AE, adverse event; CTCAE, Common Terminology Criteria for Adverse Events; ED, erectile dysfunction; EjD, ejaculatory dysfunction; EPIC, Expanded Prostate Cancer Index Composite; GG, Gleason Grade Group; IIEF-EF, International Index of Erectile Function-Erectile Function; I-PSS, International Prostate Symptom Score; mpMRI, multiparametric magnetic resonance imaging; MSHQ-EjD-SF, Male Sexual Health Questionnaire-Ejaculatory Dysfunction-Short Form; PCa, prostate cancer; PI-RADS, Prostate Imaging-Reporting and Data System; PSA, prostate specific antigen; QOL, quality of life; TRUS, transrectal ultrasound.

Data Sharing Statement

The data presented in this study is available on request from the corresponding author upon reasonable request.

Acknowledgment

Support for the study was provided by Francis Medical, Inc., Maple Grove, MN, USA.

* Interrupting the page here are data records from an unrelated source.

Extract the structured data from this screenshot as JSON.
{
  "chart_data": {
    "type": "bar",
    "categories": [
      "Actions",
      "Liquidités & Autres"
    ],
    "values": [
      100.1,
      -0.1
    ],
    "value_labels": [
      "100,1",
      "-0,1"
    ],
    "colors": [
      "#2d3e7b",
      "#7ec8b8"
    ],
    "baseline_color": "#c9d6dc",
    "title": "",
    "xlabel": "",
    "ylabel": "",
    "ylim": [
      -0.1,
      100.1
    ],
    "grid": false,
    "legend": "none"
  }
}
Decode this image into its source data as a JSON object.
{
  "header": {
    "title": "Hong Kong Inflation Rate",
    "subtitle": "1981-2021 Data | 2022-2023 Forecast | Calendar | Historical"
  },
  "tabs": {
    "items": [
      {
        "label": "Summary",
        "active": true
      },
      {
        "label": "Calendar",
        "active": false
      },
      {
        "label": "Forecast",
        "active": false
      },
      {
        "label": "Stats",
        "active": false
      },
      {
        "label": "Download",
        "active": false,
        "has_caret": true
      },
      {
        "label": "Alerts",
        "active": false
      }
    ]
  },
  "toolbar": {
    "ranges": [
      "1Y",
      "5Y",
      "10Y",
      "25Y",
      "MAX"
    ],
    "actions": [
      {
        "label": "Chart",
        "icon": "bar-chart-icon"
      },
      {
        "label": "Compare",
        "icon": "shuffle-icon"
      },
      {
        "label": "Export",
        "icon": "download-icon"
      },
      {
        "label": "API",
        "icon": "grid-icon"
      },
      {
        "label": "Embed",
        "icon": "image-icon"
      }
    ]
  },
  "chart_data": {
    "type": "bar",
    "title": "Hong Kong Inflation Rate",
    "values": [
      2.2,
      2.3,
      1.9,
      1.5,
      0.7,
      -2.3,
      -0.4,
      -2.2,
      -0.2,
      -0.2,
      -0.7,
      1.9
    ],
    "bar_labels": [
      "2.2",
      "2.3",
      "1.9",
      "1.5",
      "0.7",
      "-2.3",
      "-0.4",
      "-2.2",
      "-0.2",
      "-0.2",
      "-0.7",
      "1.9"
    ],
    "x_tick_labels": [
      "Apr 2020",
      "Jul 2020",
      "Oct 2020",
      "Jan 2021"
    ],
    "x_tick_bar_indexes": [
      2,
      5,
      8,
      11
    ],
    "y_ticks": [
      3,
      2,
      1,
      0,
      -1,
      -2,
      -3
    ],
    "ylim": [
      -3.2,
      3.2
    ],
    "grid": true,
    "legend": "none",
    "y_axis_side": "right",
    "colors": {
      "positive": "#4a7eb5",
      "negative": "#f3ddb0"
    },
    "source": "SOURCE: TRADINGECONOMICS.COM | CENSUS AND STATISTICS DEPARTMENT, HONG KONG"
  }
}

The authors acknowledge Michael Hoey for his invention of the technology of water vapor therapy and the Francis Medical team for development and application of the platform for treatment of prostate cancer. The authors thank Christopher H. Cantrill, MD, Richard M. Levin, MD, Aaron J. Milbank, MD, Mikhail Regelman, MD, Ronald F. Tutrone Jr, MD, and Michael A. White, MD for their participation in the clinical trial.

Author Contributions

All authors made a significant contribution to the work reported, whether that is in the conception, study design, execution, acquisition of data, analysis and interpretation, or in all of these areas; took part in drafting, revising or critically reviewing the article; gave final approval of the version to be published; have agreed on the journal to which the article has been submitted; and agree to be accountable for all aspects of the work.

Disclosure

C.A.W. has no relevant conflicts of interests to disclose. B.D.S. was an independent reader of MRI scans and was paid for this service by Francis Medical. CMD served as a consultant to Francis Medical during execution of this study and currently is Chief Medical Officer at Francis Medical. He is also a consultant for Rezūm product for Boston Scientific Inc.